In einem Arbeitspapier einer Ampel-Arbeitsgruppe wurde die Cannabis-Legalisierung noch nochmal konkreter. In dem Papier, das unserer Redaktion vorliegt, heißt es: „Wir führen die kontrollierte Abgabe von Cannabis an Erwachsene zu Genusszwecken in lizenzierten Geschäften ein. Dadurch wird die Qualität kontrolliert, die Weitergabe verunreinigter Substanzen verhindert und der Jugendschutz gewährleistet. Das Gesetz evaluieren wir nach vier Jahren auf gesellschaftliche Auswirkungen. Modelle zum Drugchecking und Maßnahmen der Schadensminderung ermöglichen und bauen wir aus.“ Ein Zeitrahmen, ab wann diese Regelung in Kraft treten soll, ist nicht genannt. Auch eine Bestätigung, dass sich SPD, Grüne und FDP zu dem Thema geeinigt hätten, gibt es noch nicht.*

Die zentralen Argumente der Parteien für eine vollständige oder teilweise Legalisierung sind, dass das bisherige Verbot den Konsum von Cannabis nicht gesenkt habe und zu weiteren Probleme führe. Dazu wird etwa genannt, dass viele Menschen kriminalisiert und viele Polizeiressourcen gebunden würden. Bedeutend sind in den Programmen auch die Stichworte „kontrollierte Abgabe“. Marihuana vom Schwarzmarkt ist häufig mit synthetischen Cannabinoiden gestreckt, anderen Drogen oder auch Sand oder Haarspray gestreckt. In der Regel sind diese eine Gefahr für die Gesundheit. Alle drei Parteien sprachen in ihren Programmen außerdem davon, dass sie die Präventionsangebote ausweiten wollten.

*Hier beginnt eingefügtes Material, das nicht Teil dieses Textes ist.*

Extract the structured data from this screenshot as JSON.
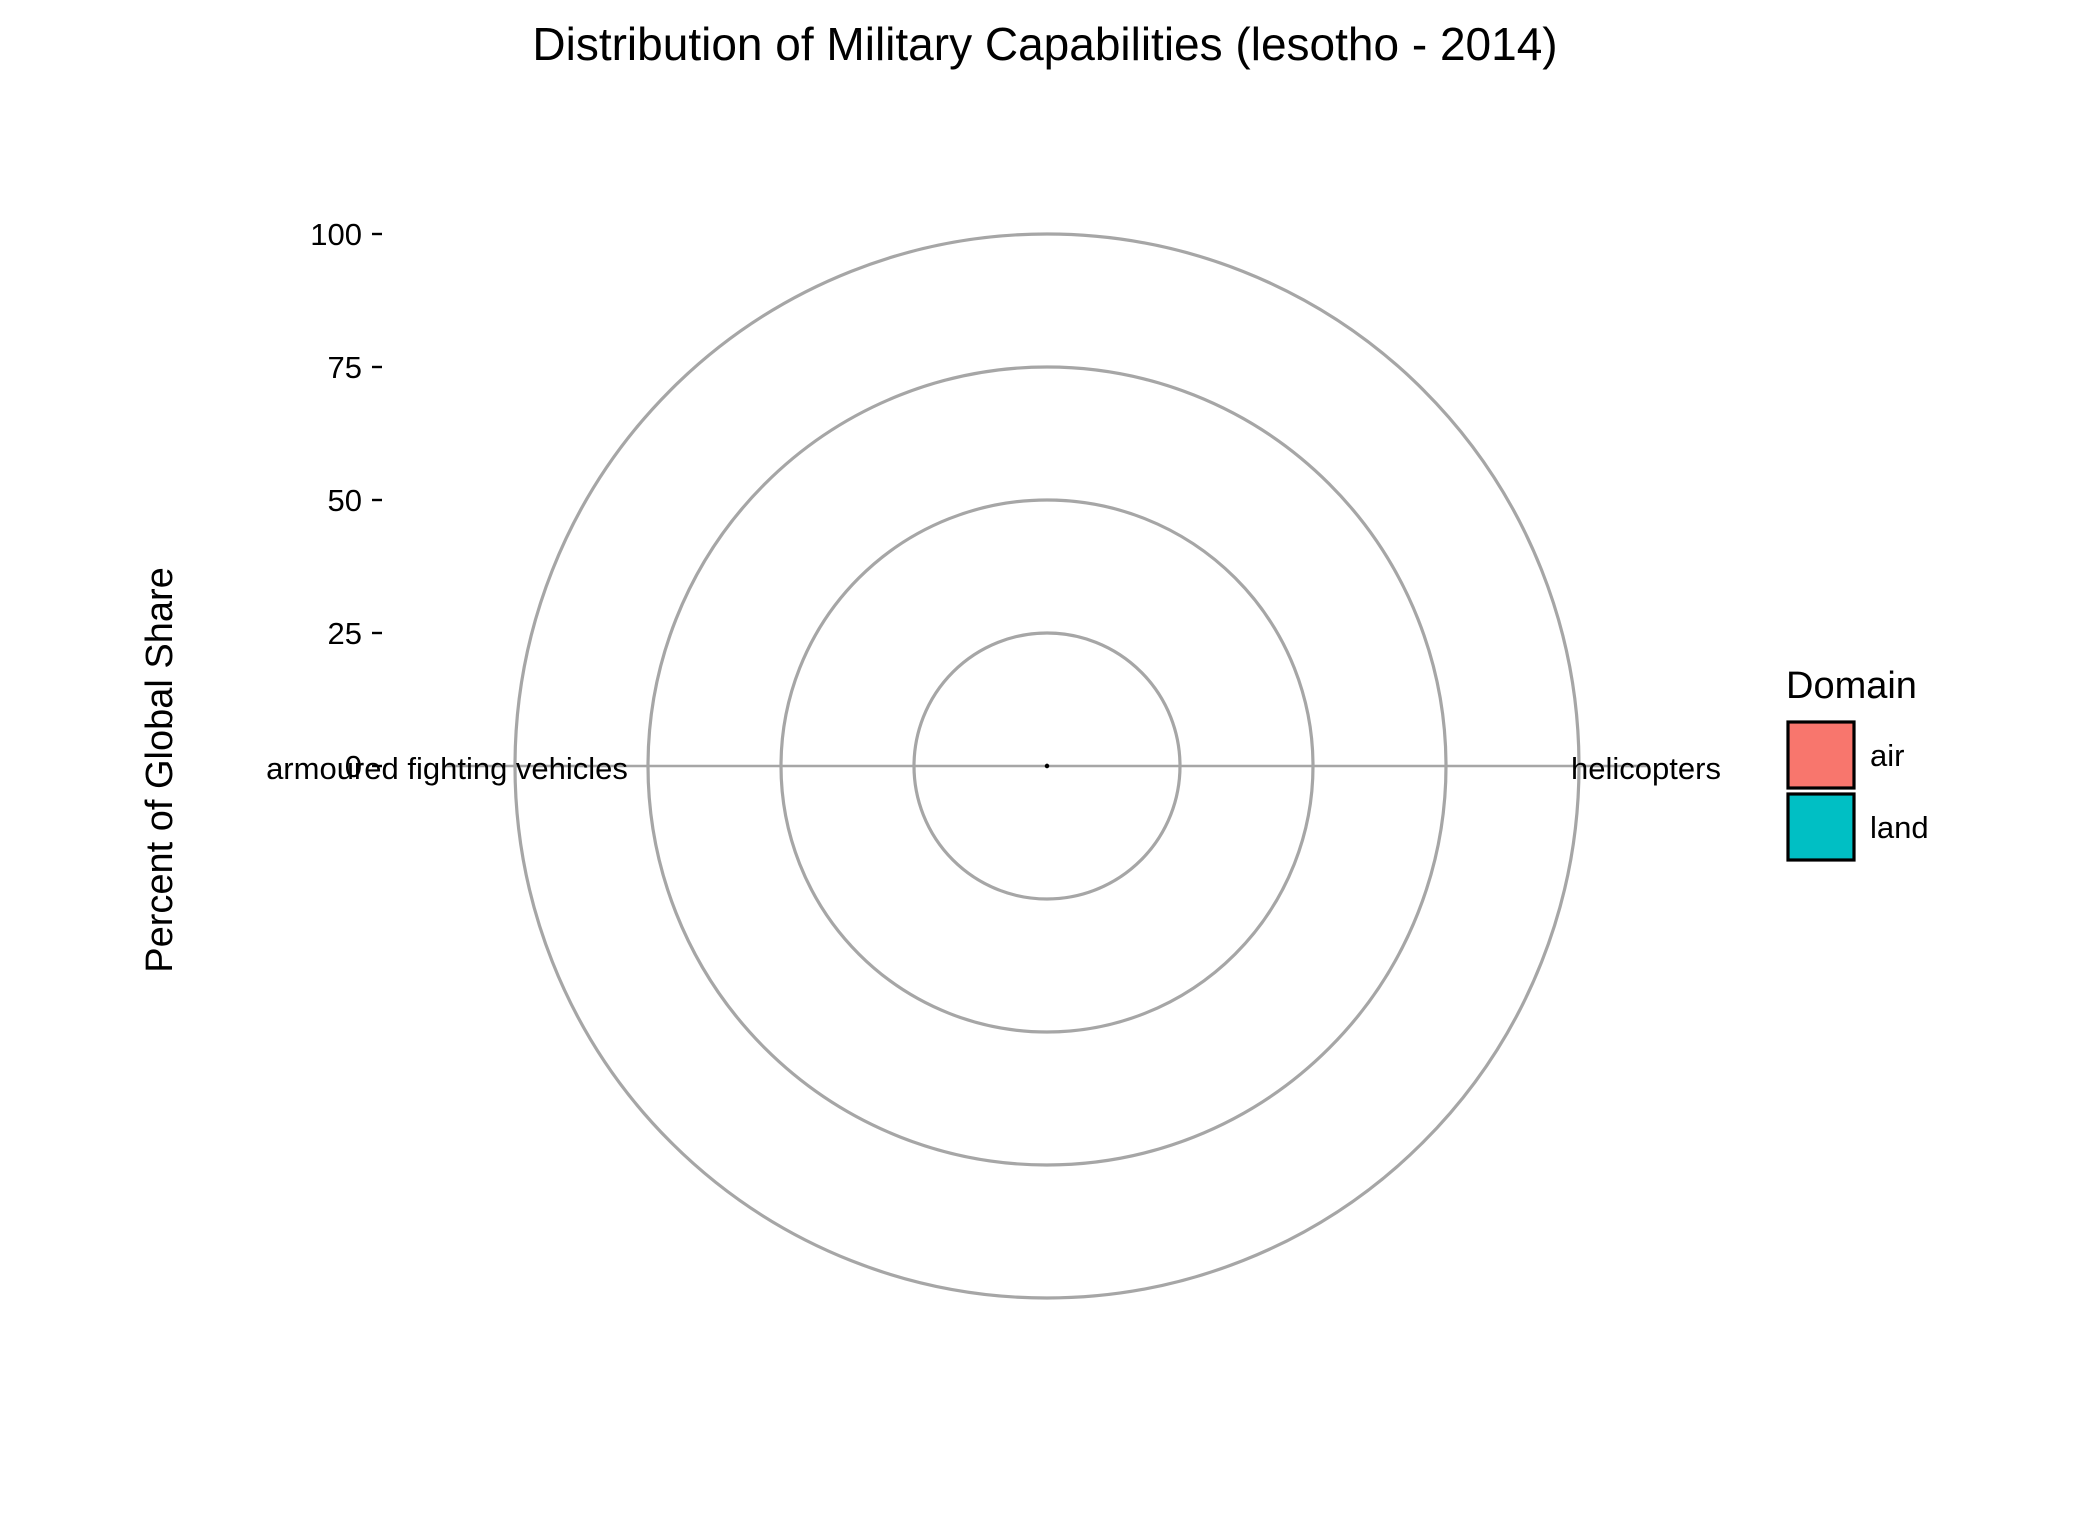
{
  "chart_data": {
    "type": "radar",
    "title": "Distribution of Military Capabilities (lesotho - 2014)",
    "ylabel": "Percent of Global Share",
    "ylim": [
      0,
      100
    ],
    "yticks": [
      0,
      25,
      50,
      75,
      100
    ],
    "categories": [
      "helicopters",
      "armoured fighting vehicles"
    ],
    "series": [
      {
        "name": "air",
        "values": [
          0,
          null
        ],
        "color": "#F8766D"
      },
      {
        "name": "land",
        "values": [
          null,
          0
        ],
        "color": "#00BFC4"
      }
    ],
    "grid": true,
    "legend": {
      "title": "Domain",
      "position": "right",
      "items": [
        {
          "label": "air",
          "color": "#F8766D"
        },
        {
          "label": "land",
          "color": "#00BFC4"
        }
      ]
    }
  }
}
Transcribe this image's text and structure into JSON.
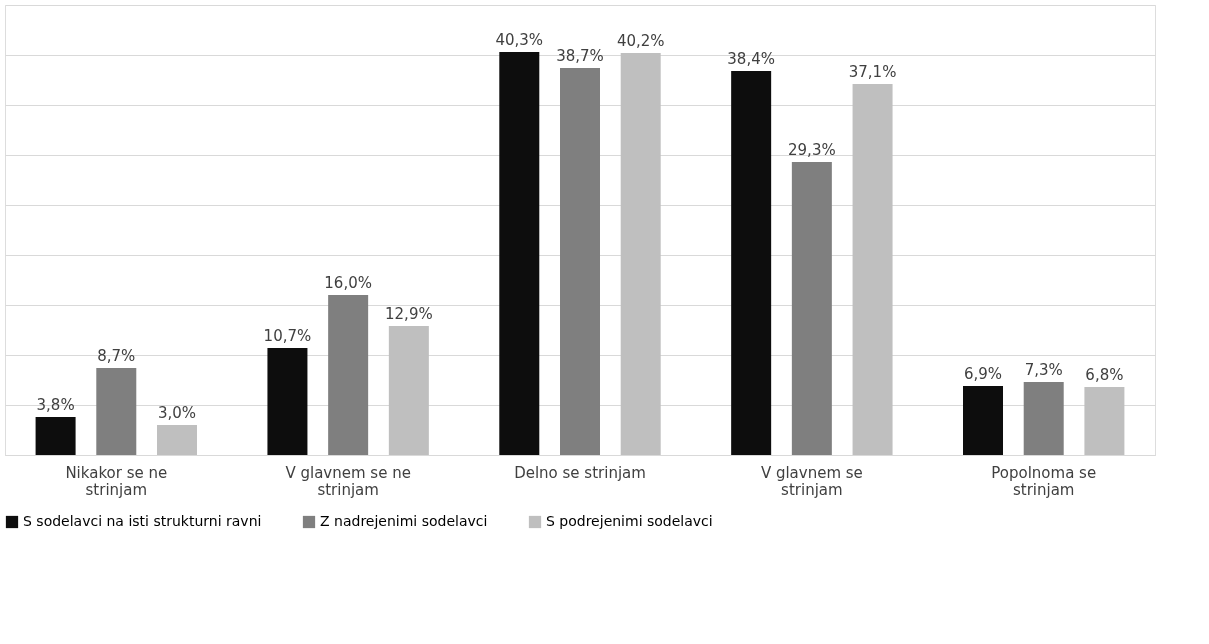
{
  "chart_data": {
    "type": "bar",
    "categories": [
      "Nikakor se ne strinjam",
      "V glavnem se ne strinjam",
      "Delno se strinjam",
      "V glavnem se strinjam",
      "Popolnoma se strinjam"
    ],
    "series": [
      {
        "name": "S sodelavci na isti strukturni ravni",
        "color": "#0d0d0d",
        "values": [
          3.8,
          10.7,
          40.3,
          38.4,
          6.9
        ],
        "value_labels": [
          "3,8%",
          "10,7%",
          "40,3%",
          "38,4%",
          "6,9%"
        ]
      },
      {
        "name": "Z nadrejenimi sodelavci",
        "color": "#7f7f7f",
        "values": [
          8.7,
          16.0,
          38.7,
          29.3,
          7.3
        ],
        "value_labels": [
          "8,7%",
          "16,0%",
          "38,7%",
          "29,3%",
          "7,3%"
        ]
      },
      {
        "name": "S podrejenimi sodelavci",
        "color": "#bfbfbf",
        "values": [
          3.0,
          12.9,
          40.2,
          37.1,
          6.8
        ],
        "value_labels": [
          "3,0%",
          "12,9%",
          "40,2%",
          "37,1%",
          "6,8%"
        ]
      }
    ],
    "ylim": [
      0,
      45
    ],
    "yticks": [
      {
        "value": 0,
        "label": null
      },
      {
        "value": 5,
        "label": null
      },
      {
        "value": 10,
        "label": null
      },
      {
        "value": 15,
        "label": null
      },
      {
        "value": 20,
        "label": null
      },
      {
        "value": 25,
        "label": null
      },
      {
        "value": 30,
        "label": null
      },
      {
        "value": 35,
        "label": null
      },
      {
        "value": 40,
        "label": null
      },
      {
        "value": 45,
        "label": null
      }
    ],
    "grid": "y",
    "legend": "bottom",
    "tick_labels": "x"
  }
}
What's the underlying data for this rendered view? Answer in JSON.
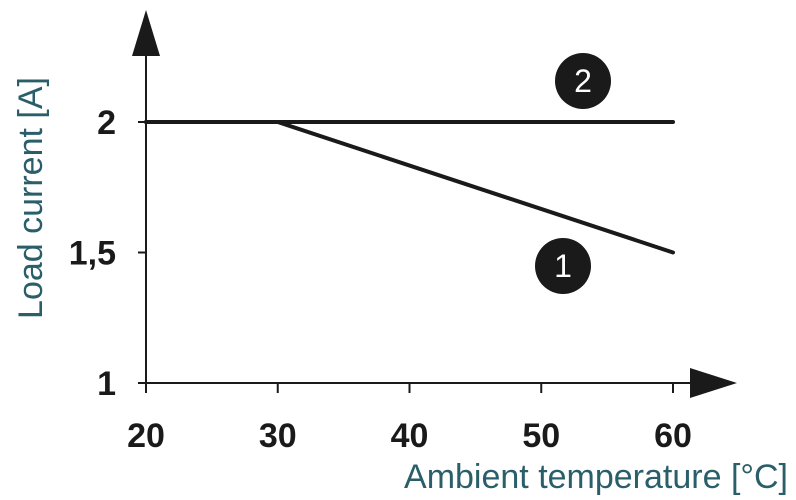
{
  "chart_data": {
    "type": "line",
    "xlabel": "Ambient temperature [°C]",
    "ylabel": "Load current [A]",
    "x_ticks": [
      "20",
      "30",
      "40",
      "50",
      "60"
    ],
    "y_ticks": [
      "1",
      "1,5",
      "2"
    ],
    "xlim": [
      20,
      62.5
    ],
    "ylim": [
      1,
      2.45
    ],
    "grid": false,
    "series": [
      {
        "name": "1",
        "x": [
          20,
          30,
          60
        ],
        "y": [
          2,
          2,
          1.5
        ]
      },
      {
        "name": "2",
        "x": [
          20,
          60
        ],
        "y": [
          2,
          2
        ]
      }
    ]
  }
}
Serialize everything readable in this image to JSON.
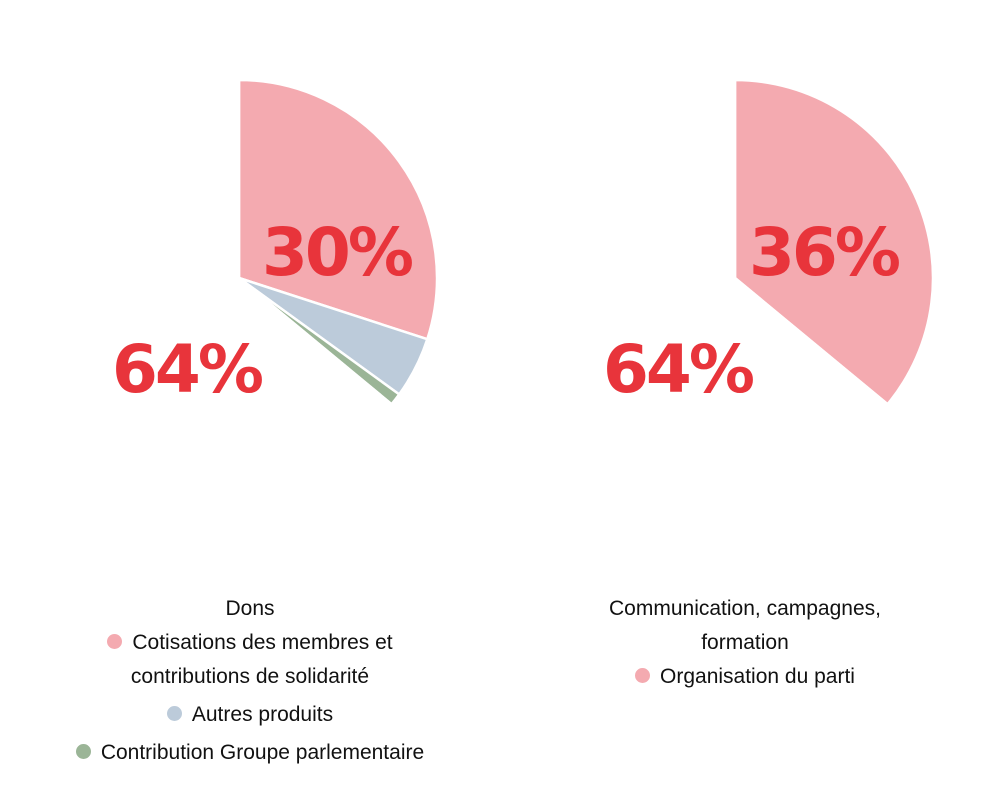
{
  "chart_data": [
    {
      "type": "pie",
      "categories": [
        "Dons",
        "Cotisations des membres et contributions de solidarité",
        "Autres produits",
        "Contribution Groupe parlementaire"
      ],
      "values": [
        64,
        30,
        5,
        1
      ],
      "labels": [
        "64%",
        "30%",
        "",
        ""
      ],
      "colors": [
        "#ffffff",
        "#f4aab0",
        "#bccbda",
        "#9bb597"
      ],
      "label_color": "#e8343b",
      "legend": [
        {
          "text": "Dons",
          "color": ""
        },
        {
          "text": "Cotisations des membres et contributions de solidarité",
          "color": "#f4aab0"
        },
        {
          "text": "Autres produits",
          "color": "#bccbda"
        },
        {
          "text": "Contribution Groupe parlementaire",
          "color": "#9bb597"
        }
      ]
    },
    {
      "type": "pie",
      "categories": [
        "Communication, campagnes, formation",
        "Organisation du parti"
      ],
      "values": [
        64,
        36
      ],
      "labels": [
        "64%",
        "36%"
      ],
      "colors": [
        "#ffffff",
        "#f4aab0"
      ],
      "label_color": "#e8343b",
      "legend": [
        {
          "text": "Communication, campagnes, formation",
          "color": ""
        },
        {
          "text": "Organisation du parti",
          "color": "#f4aab0"
        }
      ]
    }
  ]
}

Legales Cannabis könnte Staat Milliarden bringen

Finanziell erhofft man sich von einer Legalisierung ein Plus für den Staatshaushalt. Die FDP sprach im Wahlprogramm von einer Milliarde Euro zusätzlicher Einnahmen durch eine Cannabissteuer. Ein ganzes Stück höher schätzen Forscher der Uni Düsseldorf dieses Potenzial ein: Sie errechneten in einer Studie 1,8 Milliarden Euro Einnahmen durch eine Cannabissteuer. Durch weitere zusätzliche Steuereinnahmen – etwa Umsatzsteuer in verkaufenden Läden – und Einsparungen bei Justiz und Polizei kommen die Forscher auf 4,7 Milliarden Euro, die eine Legalisierung dem Staat bringen würde. Trotzdem: Wie die Ampel-Koalition mit dem Thema weiter verfährt, wissen wir frühestens kommende Woche, wenn der Koalitionsvertrag vorgelegt wird.

*Text wurde am 19. November um die markierte Passage ergänzt.